Benchmarks for TriMesh transforms #18

nirmal-suthar · 2020-07-26T22:24:24Z

Fixes #17

Update TriMesh to compute verts only when demanded incase of invalidation, Update _compute_* to return nothing.

nirmal-suthar · 2020-07-27T01:03:41Z

avik-pal · 2020-07-27T06:07:59Z

Do you have any intuition why Kaolin's CPU benchmark is so noisy? You could try increasing the niters for benchmarking to reduce the variance (though it should not affect the min time)

nirmal-suthar · 2020-07-27T16:41:26Z

With higher niters (**Updated)

avik-pal · 2020-07-27T18:56:15Z

Hmm... Yeah it doesn't help!! Let's try and use some standard mesh. Just use an icosphere and plot the trend.

nirmal-suthar · 2020-07-27T20:45:08Z

Hmm... Yeah it doesn't help!! Let's try and use some standard mesh. Just use an icosphere and plot the trend.

Can using time module be noisy, as benchmarks looks pretty smooth in gpu, which is not using this time module?

avik-pal · 2020-07-27T20:58:04Z

It is possible, but again the pytorch people are also using a similar script

nirmal-suthar · 2020-07-27T21:27:14Z

I guess, I have figured out the problem. Cyclops CPU are already busy and while running cpu benchmark, htop shows all cpu as maxed out, which is why benchmarks are noisy [I have updated above plots]. I will run benchmarks script again once cyclops is free.

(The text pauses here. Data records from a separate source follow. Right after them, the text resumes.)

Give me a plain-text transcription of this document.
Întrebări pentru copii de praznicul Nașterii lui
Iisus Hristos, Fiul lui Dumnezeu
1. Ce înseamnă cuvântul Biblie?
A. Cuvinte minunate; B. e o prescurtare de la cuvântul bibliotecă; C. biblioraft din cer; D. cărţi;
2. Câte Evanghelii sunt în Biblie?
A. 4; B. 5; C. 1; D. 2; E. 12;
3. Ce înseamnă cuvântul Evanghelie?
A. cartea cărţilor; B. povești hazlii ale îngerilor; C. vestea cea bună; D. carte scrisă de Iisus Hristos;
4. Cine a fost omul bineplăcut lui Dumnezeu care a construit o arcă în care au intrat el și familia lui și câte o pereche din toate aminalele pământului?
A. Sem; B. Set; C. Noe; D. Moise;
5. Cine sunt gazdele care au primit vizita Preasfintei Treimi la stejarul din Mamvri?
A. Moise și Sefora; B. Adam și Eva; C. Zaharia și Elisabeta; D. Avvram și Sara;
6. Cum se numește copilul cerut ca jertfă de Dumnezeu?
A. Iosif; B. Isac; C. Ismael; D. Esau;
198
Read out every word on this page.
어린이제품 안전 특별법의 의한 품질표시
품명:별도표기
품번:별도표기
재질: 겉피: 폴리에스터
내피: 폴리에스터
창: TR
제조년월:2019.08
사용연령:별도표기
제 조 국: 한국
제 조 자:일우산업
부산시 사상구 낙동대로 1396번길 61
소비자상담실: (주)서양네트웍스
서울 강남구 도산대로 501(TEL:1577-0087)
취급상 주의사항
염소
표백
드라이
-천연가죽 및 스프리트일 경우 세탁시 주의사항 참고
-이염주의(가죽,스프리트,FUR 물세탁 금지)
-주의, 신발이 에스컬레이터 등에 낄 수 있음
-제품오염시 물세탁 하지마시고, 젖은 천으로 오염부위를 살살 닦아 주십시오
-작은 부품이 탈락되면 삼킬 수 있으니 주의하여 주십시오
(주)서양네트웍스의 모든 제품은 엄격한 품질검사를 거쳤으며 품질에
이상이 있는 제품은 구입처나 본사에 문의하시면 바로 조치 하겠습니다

nirmal-suthar · 2020-07-30T04:07:02Z

@avik-pal I have updated TriMesh plot above, cyclops was mostly free while benchmarking.

avik-pal · 2020-07-30T05:11:21Z

~~Hmm... Interesting. So making it in place has zero effect on the performance... That doesn't seem right!~~
As per discussion on slack it turned out to be some type inference issues in std function in CUDA.jl JuliaGPU/CUDA.jl#336 (fixed). The following function can be used for the time being

stdev(a, m) = sqrt.(sum((a .- m) .^ 2, dims = 2) / size(a, 2))

Additionally, the performance has significantly improved on CUDA.jl master. We will still continue to use the latest stable release but we should still check if any of the performance issues persist on the master. If they don't we should go ahead and merge this.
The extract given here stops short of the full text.